Kegiatan ini lahir dari keprihatinan petugas terhadap minimnya akses pendidikan agama di beberapa titik pelosok desa yang jauh dari pusat kota setiap harinya. Melalui program sedekah ilmu, kepolisian berupaya mengisi waktu luang anak-anak dengan kegiatan yang positif guna menghindarkan mereka dari pengaruh buruk pergaulan bebas atau penyalahgunaan gawai yang berlebihan. Anak-anak tampak sangat antusias belajar bersama “Paman Polisi” yang ramah dan penuh kesabaran dalam membimbing mereka mengeja setiap ayat dengan benar dan tepat. Hal ini secara otomatis mengubah persepsi masyarakat yang dulunya takut kepada polisi menjadi merasa nyaman dan menganggap polisi sebagai bagian dari keluarga besar komunitas desa mereka.

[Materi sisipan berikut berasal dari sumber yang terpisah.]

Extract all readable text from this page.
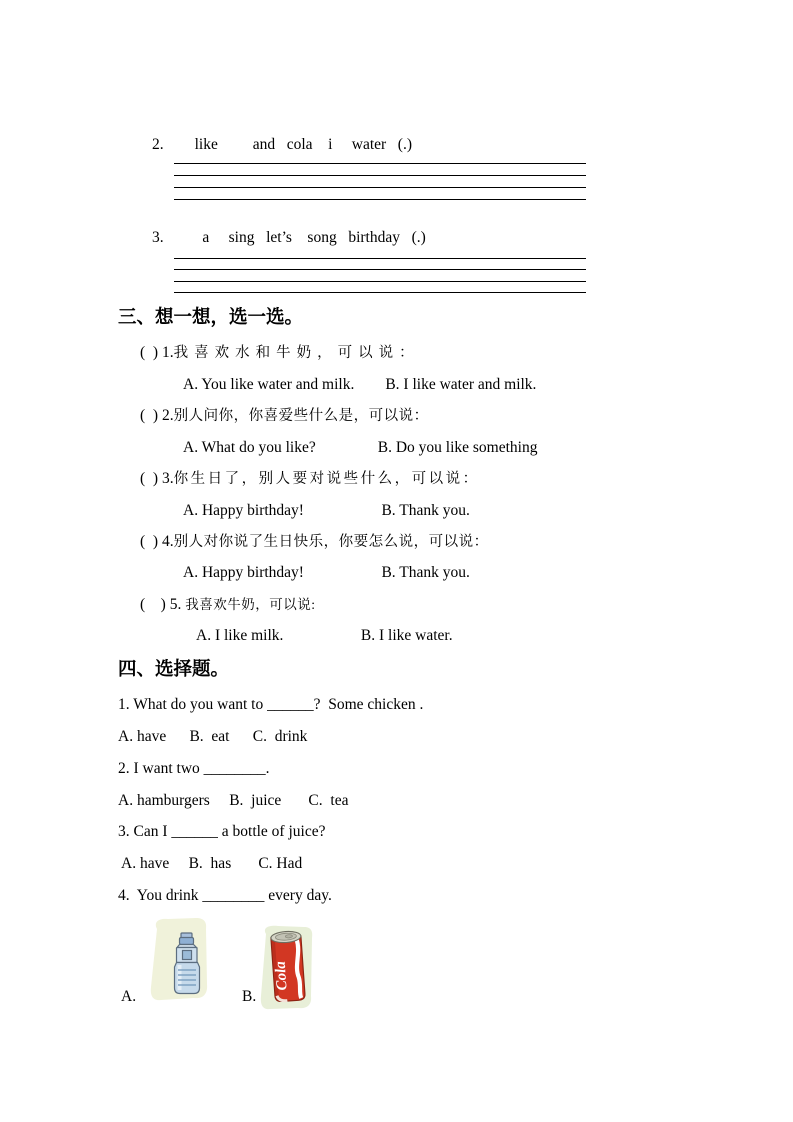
2.        like         and   cola    i     water   (.)
3.          a     sing   let’s    song   birthday   (.)
三、想一想，选一选。
(  ) 1.我喜欢水和牛奶，可以说：
A. You like water and milk.        B. I like water and milk.
(  ) 2.别人问你，你喜爱些什么是，可以说：
A. What do you like?                B. Do you like something
(  ) 3.你生日了，别人要对说些什么，可以说：
A. Happy birthday!                    B. Thank you.
(  ) 4.别人对你说了生日快乐，你要怎么说，可以说：
A. Happy birthday!                    B. Thank you.
(    ) 5. 我喜欢牛奶，可以说:
A. I like milk.                    B. I like water.
四、选择题。
1. What do you want to ______?  Some chicken .
A. have      B.  eat      C.  drink
2. I want two ________.
A. hamburgers     B.  juice       C.  tea
3. Can I ______ a bottle of juice?
A. have     B.  has       C. Had
4.  You drink ________ every day.
Cola
A.	B.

Keberadaan polisi sebagai pendidik juga menjadi sarana untuk menyisipkan pesan-pesan keamanan dan ketertiban masyarakat sejak usia sekolah secara halus dan menyenangkan bagi anak-anak. Fokus pada sedekah ilmu memungkinkan petugas untuk menanamkan nilai-nilai kejujuran, disiplin, dan cinta tanah air melalui cerita-cerita islami yang menyentuh hati para peserta didik kecil tersebut. Orang tua di desa merasa sangat terbantu dengan kehadiran petugas ini, karena selain merasa keamanan kampung terjaga, pendidikan moral anak-anak mereka pun ikut diperhatikan dengan baik. Sinergi antara fungsi kepolisian dan fungsi edukasi ini menciptakan lingkungan tumbuh kembang yang sehat dan religius bagi calon pemimpin masa depan di wilayah Banjarmasin dan sekitarnya.